Las clases se suspendían durante una semana y la asistencia era obligatoria. La agenda de un día era la siguiente:
- Buenos días: primer recordatorio de nuestra breve estancia en este valle de lágrimas.
- Recuerda: charla apocalíptica en la capilla a cargo de un sacerdote venido de Valencia o Madrid, en la que se nos explicaba el sentido de la eternidad en el infierno (¡es como si una hormiguita, clamaba Don Gabriel y no en el desierto, recorriera una y otra vez el mismo perímetro de una esfera de acero de un kilómetro de diámetro… cuando la hubiera desgastado hasta separarla en dos partes, la eternidad todavía no habría empezado!).
- Meditación: nos encerraban durante una hora en un aula sin rechistar para que reflexionáramos sobre nuestra condición culpable y pecadora.
- Lectura: en la misma clase, tras un descanso de veinte minutos con refrigerio frugal, nos permitían leer “novelas ejemplares” que relataban la vida de jóvenes intachables (como santo Domingo Savio) que subieron al cielo tras morir a los doce años. Los libritos, que previamente comprábamos en la librería del Colegio, formaban parte de la Colección Ardilla, propiedad de la orden salesiana.
- Confesión: al terminar la reconfortante lectura, un cura del colegio nos reclutaba de seis en seis y nos bajaban en fila a la capilla. Después de confesarnos nos íbamos a comer a casa. Por la tarde más de lo mismo.

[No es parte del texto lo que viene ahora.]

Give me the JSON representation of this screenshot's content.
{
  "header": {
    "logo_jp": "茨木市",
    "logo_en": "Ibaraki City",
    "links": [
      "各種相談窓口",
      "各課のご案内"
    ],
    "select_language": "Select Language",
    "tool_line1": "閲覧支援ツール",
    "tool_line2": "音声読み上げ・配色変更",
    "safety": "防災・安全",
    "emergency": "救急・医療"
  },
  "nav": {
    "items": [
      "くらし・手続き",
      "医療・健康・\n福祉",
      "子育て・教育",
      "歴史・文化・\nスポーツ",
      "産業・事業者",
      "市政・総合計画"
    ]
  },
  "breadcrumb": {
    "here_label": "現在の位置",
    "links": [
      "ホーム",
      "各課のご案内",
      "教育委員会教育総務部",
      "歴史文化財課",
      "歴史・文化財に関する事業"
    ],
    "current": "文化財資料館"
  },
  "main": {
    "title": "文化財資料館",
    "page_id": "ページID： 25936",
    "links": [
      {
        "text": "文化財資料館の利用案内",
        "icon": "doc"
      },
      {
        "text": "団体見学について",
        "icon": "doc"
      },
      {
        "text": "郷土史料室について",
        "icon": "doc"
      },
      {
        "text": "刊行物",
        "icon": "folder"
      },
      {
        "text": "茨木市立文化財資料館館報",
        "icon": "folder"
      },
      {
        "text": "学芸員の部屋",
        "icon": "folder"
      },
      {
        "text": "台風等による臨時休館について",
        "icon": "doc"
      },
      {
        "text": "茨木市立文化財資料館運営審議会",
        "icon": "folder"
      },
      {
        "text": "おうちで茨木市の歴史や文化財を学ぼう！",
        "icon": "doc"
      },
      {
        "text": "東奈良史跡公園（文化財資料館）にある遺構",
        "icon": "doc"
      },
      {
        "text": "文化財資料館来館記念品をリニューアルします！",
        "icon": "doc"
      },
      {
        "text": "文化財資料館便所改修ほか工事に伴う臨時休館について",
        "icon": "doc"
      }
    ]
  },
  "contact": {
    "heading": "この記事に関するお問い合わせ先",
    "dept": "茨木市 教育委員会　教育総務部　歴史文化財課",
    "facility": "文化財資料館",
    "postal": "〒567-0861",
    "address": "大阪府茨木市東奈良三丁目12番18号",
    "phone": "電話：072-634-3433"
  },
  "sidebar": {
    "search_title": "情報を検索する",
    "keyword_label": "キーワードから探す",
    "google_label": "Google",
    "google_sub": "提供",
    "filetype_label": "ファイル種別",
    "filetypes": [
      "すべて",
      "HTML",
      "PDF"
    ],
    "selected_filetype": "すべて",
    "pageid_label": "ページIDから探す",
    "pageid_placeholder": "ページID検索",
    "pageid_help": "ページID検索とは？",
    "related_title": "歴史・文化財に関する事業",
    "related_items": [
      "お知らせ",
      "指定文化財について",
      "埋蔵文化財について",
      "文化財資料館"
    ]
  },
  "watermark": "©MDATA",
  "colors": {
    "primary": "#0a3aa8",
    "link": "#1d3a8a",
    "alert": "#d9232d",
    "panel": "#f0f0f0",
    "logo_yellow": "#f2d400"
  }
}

Los acontecimientos que siguen tienen que ver con la última fase de los ejercicios. En la capilla había dos confesionarios: en uno se sentaba el director del colegio y en otro el jefe de estudios. Los dos primeros de la fila se arrodillaban en los reclinatorios y los demás se sentaban en los bancos más próximos a esperar su turno. La penumbra y el silencio eran estremecedores. Ni qué decir tiene que entre los cuatro que esperaban se mascaba la gracia fatídica y la risotada letal.

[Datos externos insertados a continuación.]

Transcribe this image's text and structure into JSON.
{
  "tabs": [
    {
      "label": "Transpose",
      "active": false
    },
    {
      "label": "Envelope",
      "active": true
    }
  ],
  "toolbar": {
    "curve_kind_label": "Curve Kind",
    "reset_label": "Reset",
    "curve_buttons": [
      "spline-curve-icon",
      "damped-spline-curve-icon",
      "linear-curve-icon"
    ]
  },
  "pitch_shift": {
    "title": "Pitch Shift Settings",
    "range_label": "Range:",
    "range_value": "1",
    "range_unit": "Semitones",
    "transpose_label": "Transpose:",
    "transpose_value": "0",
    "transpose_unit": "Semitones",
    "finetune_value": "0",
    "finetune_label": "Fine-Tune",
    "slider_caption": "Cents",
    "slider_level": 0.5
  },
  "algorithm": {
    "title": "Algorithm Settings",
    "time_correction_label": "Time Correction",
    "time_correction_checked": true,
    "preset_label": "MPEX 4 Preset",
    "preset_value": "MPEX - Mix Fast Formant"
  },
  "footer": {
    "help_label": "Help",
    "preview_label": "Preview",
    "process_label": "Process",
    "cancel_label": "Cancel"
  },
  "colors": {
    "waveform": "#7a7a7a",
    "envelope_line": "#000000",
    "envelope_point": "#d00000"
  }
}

Comenzaba a oscurecer. Por fin me llamaron y cuando me fijé en la cuerda de galeotes que me acompañaba, temí lo peor. Comenzó la rutina según lo previsto. Como medida de caución decidí taparme los oídos si empezaba el lío, pero no me dieron tiempo; de pronto, una risa fina pero incontenible, seguida de un olor pestilente, emergió de la nada y nos envolvió con sus efluvios. Los confesores se levantaron iracundos (uno de los siete pecados capitales) y cuando se dirigían a nosotros con las manos crispadas, sonó (esta vez sí) un cuesco formidable que hizo retemblar las paredes de la iglesia. Me imaginé que había sido el Migueli, por curriculum y porque fue el primero en salir a todo gas aullando de risa… Los demás (incluidos los que estaban de rodillas) le seguimos entre sonoras carcajadas, con inercia pavorosa, huyendo de las llamas del infierno que rugían tras nosotros…
Tras una serie de humillaciones privadas y públicas, en Junio los seis fuimos invitados discretamente a dejar el colegio (lo del perdón de los pecados, un cuento cananeo).

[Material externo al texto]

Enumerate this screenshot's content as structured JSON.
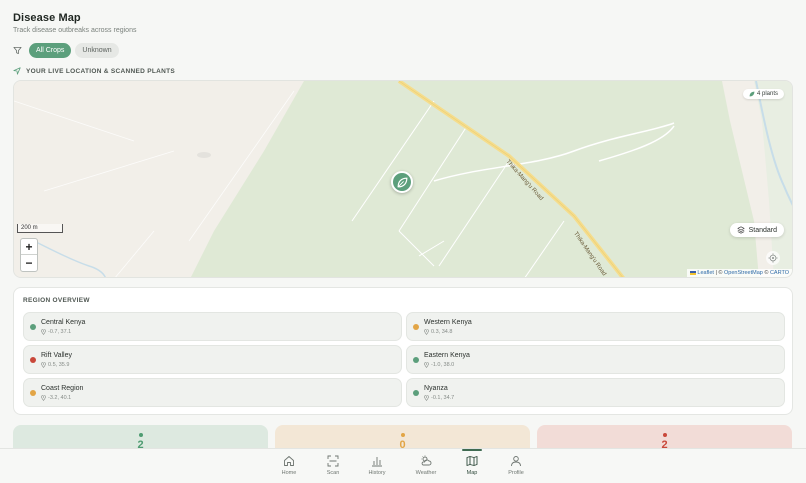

Al acabar el bachillerato en el Instituto Alfonso VIII de Cuenca, me matriculé en la Universidad. Me alojé en la Residencia Universitaria A., donde, entre otros (por ejemplo, el escritor Gonzalo M.) me hice amigo de Antonio A., un mozo bien plantado, de barba espesa y bolsa bien surtida; era nieto de un General de la Legión, con el que no tenía nada que ver ni le agradaba hablar del tema. En realidad, Antonio no tenía nada que ver con nadie y lo único que le interesaba era vivir la vida a un ritmo trepidante. Siempre estaba metido en algún fregado. Un buen día, a finales de abril, me sugirió que un buen plan sería acercarnos a Atocha el día 1 de Mayo para ver la famosa manifestación obrera (por supuesto ilegal y especialmente reprimida). Éramos un par de pardillos. Le dije que ir a la manifestación era imprudente por una serie de razones que conté con los diez dedos. Me contestó que si “íbamos sólo a mirar” no había ningún riesgo de salir descalabrados. Total, que el día señalado, a las doce, salimos para Atocha. Al pagar el Metro, Antonio se dio cuenta de que se había dejado en la residencia el carnet de identidad. No importa, dijo, me avalas con el tuyo…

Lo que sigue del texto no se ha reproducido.